I was trying to find silver bream, but they seem to have evaporated so I decided that they could wait for now and that I should return to Parkers Pool to see what I could find there ~
I had a spot of rain in the late afternoon but sport with the rudd was steady and the fish were of a very good stamp, far larger on the whole than any that I had caught there in Spring, so I didn't care if i got a bit damp ~
It wasn't till I came to take pics of the catch that I realised that not all that glisters is gold - no, many of the fish and most of the largest were actually roach x rudd hybrids but not a single pure roach was caught despite the pond being full of them ~
They fought hard enough, these fish, but I did hook and lose two much larger and stronger, one who pinged and one who snapped me up when it found the sanctuary of the weeds. They could have been larger versions of what I had already caught, I'd like to think, or perhaps they were crucian carp? Stronger line is what I needed but I had left the spare spools at home and so I just had to work on with three pound main line and 2.5 bottoms.
Yesterday afternoon I got out again, but this time vowing to steer clear of rudd and give the crucians a good seeing too. To that end I packed meat thinking that rudd and hybrids would avoid it but I couldn't have been more wrong - though the bites were far fewer than with corn, if anything the meat had the effect of increasing the average stamp of the specimens by an ounce or two! No sign of crucians though.
A cloud passed by that rapidly mushroomed into a storm rumbling away into the Northern sky. I thought I'd avoided rain but then the Southern sky darkened and it was obvious that another storm was coming my way...

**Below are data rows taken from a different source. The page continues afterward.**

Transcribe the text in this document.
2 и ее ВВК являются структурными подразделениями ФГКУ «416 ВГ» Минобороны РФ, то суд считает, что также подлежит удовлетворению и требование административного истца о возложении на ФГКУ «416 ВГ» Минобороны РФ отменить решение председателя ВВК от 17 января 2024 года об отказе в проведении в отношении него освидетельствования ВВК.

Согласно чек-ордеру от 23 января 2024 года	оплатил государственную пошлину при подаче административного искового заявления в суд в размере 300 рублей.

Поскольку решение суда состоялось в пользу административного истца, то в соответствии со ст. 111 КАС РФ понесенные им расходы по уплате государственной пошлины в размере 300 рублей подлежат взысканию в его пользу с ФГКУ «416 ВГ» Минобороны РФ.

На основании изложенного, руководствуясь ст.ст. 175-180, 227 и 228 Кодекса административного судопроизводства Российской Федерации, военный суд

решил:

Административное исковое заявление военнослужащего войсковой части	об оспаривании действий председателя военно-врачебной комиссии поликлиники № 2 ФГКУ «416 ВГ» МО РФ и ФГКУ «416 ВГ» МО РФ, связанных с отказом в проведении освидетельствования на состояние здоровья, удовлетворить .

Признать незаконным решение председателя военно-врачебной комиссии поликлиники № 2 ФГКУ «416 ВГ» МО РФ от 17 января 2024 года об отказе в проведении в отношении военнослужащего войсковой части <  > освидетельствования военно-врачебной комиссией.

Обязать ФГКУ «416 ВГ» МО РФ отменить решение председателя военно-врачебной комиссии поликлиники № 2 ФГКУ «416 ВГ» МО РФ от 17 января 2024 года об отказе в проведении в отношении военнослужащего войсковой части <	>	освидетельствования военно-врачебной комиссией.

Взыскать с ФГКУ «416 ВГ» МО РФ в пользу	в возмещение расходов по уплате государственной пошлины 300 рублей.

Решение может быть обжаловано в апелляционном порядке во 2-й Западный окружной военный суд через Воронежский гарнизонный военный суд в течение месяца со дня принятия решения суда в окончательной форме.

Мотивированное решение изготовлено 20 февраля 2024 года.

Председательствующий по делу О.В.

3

Botheration. No brolly because Judy's son Ben borrowed it for non - fishing purposes and it's still in the back of his van...
As the rainfall intensified I knew my jacket and hat would not be nearly sufficient!
Sheeeeet!
Scooping up the valuable gear and leaving the rest behind, I scarpered toward the nearest shelter ~
A handy tunnel under the nearby railway line !
The worst of it passed by in twenty minutes, then I emerged from my hidey hole and went back to fish with wet feet but warm and dry enough where it matters ~
Then it started up again and this time that constant small rain that eventually drives you round the twist and soaks you through by stealth ~
I packed down and pulled the net around 9pm. Taking a risk with the camera which had no way of focussing upon subject matter properly with so much water in the air to confuse it, I laid the fish out on the wet grass in the rain and they just lay there as good as gold while I performed the ceremonials...!
I'd placed a bet with myself that just as soon as I departed, the rain, which by now was really crashing down around me, would stop ~
Five minutes down my road to home, and guess what?
That's a great looking haul of Rudd, Roach, Rudd/Roach there Jeff. Nice work.